En marge de cette manifestation, environ 250 à 300 participants avaient pris la direction du quartier des Jardins de l'Empereur. Ces personnes, encadrées par des policiers déployés pour maintenir le calme, ont cherché à identifier les auteurs des violences de la nuit, aux cris de "On est chez nous!" ou "Arabi fora (les Arabes dehors)!". Des policiers empêchent les habitants de pénétrer dans les immeubles, explique France 3 Corse.

Des policiers ont également été déployés devant chaque salle de prière musulmane de l'île, explique vendredi soir sur BFMTV le préfet de Corse du Sud. Ce dernier s'est immédiatement rendu sur les lieux. Interpellé par les manifestants, il a déclaré être présent "pour éviter des débordements". Christophe Mirmand indique que pour le moment aucune interpellation n'a eu lieu que ce soit pour l'agression des pompiers ou la profanation de la salle de prière.

"Nous verrons si des témoignages peuvent être exploités", explique-t-il.

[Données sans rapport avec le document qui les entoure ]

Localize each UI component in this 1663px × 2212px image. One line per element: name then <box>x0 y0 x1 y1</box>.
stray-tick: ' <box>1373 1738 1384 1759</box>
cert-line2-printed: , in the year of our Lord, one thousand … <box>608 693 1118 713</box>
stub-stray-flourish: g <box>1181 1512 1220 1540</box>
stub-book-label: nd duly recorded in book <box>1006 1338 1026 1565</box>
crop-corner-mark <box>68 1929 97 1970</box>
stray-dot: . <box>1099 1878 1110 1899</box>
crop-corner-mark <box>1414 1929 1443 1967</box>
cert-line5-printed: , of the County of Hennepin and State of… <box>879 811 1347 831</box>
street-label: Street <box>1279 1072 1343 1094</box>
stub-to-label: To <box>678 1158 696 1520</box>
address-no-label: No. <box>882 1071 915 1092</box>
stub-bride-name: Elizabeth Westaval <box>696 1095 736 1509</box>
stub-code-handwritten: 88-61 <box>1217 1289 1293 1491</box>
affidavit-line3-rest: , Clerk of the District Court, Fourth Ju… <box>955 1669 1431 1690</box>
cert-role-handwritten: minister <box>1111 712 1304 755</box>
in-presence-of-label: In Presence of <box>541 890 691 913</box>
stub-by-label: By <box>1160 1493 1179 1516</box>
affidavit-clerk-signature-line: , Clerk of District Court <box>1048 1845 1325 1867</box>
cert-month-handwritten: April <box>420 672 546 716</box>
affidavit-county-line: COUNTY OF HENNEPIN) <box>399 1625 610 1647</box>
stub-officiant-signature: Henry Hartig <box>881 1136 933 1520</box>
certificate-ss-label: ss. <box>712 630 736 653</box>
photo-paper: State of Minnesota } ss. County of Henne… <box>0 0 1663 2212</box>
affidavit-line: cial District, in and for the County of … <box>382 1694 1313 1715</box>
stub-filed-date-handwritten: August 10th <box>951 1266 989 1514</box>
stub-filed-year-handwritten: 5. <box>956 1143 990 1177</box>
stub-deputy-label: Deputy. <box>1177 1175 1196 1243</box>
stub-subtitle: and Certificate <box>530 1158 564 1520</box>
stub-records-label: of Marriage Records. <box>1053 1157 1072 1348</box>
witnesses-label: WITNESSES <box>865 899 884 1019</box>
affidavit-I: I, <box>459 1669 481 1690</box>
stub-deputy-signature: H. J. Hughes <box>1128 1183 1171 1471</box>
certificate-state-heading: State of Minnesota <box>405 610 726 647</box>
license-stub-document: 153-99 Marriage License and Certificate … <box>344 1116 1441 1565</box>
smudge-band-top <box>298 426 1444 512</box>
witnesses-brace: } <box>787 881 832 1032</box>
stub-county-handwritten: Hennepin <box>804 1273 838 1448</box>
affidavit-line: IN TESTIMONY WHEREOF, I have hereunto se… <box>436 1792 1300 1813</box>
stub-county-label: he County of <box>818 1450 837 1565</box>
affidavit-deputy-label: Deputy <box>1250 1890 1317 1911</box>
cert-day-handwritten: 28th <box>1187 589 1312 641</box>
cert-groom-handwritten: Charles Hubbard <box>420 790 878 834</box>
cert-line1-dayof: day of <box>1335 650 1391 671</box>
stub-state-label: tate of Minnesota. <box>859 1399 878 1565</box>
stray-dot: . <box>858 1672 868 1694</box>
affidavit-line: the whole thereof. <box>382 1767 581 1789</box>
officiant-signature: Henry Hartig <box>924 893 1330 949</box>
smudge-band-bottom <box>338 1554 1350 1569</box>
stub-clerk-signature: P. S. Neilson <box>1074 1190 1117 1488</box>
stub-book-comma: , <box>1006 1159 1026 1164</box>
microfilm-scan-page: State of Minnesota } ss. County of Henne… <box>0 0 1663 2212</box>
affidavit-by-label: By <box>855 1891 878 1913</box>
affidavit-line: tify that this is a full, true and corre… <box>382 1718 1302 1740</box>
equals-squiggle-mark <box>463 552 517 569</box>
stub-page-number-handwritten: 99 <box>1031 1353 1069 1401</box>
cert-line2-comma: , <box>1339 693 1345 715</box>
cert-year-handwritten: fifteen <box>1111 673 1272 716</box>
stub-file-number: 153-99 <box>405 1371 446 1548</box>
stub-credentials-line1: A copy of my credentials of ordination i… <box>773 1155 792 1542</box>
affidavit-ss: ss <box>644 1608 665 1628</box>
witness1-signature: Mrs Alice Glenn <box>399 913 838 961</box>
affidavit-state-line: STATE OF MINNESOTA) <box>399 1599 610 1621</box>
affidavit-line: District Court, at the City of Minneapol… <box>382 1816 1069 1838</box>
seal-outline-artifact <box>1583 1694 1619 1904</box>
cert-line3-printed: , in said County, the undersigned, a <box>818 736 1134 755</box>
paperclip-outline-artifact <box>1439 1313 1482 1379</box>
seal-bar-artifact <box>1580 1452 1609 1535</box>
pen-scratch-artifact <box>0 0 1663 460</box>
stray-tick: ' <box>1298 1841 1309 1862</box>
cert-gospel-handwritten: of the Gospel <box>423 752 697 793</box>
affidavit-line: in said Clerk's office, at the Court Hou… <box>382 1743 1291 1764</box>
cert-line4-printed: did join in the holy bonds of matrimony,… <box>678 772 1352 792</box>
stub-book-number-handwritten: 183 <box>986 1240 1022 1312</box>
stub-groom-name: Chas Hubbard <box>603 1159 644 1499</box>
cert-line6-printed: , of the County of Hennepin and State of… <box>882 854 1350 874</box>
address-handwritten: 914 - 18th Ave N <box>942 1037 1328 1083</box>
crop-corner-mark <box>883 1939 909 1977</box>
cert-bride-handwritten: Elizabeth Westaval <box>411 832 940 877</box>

"Profanation inacceptable"

Dans la nuit de jeudi à vendredi, les sapeurs-pompiers sont appelés dans ce quartier jugé sensible pour intervenir sur un feu. Arrivés sur place, les soldats du feu sont accueillis par des projectiles, comme du verre. L'incendie semble avoir été provoqué par les agresseurs pour attirer les forces de l'ordre dans un véritable guet-apens.

Après cette agression à l'encontre des forces de l'ordre, suivie du saccage de la salle de prière musulmane, Manuel Valls a condamné fermement ces deux actes. "Après l'agression intolérable de pompiers, profanation inacceptable d'un lieu de prière musulman. Respect de la loi républicaine", a indiqué le Premier ministre sur Twitter.

La condamnation est également très ferme du côté du ministère de l'Intérieur. Bernard Cazeneuve a dénoncé des "exactions intolérables aux relents de racisme et de xénophobie". Le ministre a indiqué souhaiter que les responsables de l'agression des pompiers et des policiers soient "interpellés dans les meilleurs délais", et que dans le même temps, tout la lumière soit faite sur les dégradations commises dans la salle de prière, des exactions qui "portent atteinte aux valeurs mêmes de la République".

De son côté, le Conseil Français du Culte Musulman (CFCM) a "condamné avec force" le vandalisme dans cette salle de prière. "Nous sommes absolument consternés et attristés", a réagi sur BFMTV, Dalil Boubakeur, le président d'honneur du CFCM, qui lance un appel au "calme, au sang-froid et à l'apaisement pour que les choses rentrent dans l'ordre le plus rapidement possible sur l'île de Beauté, dans l'île de la paix."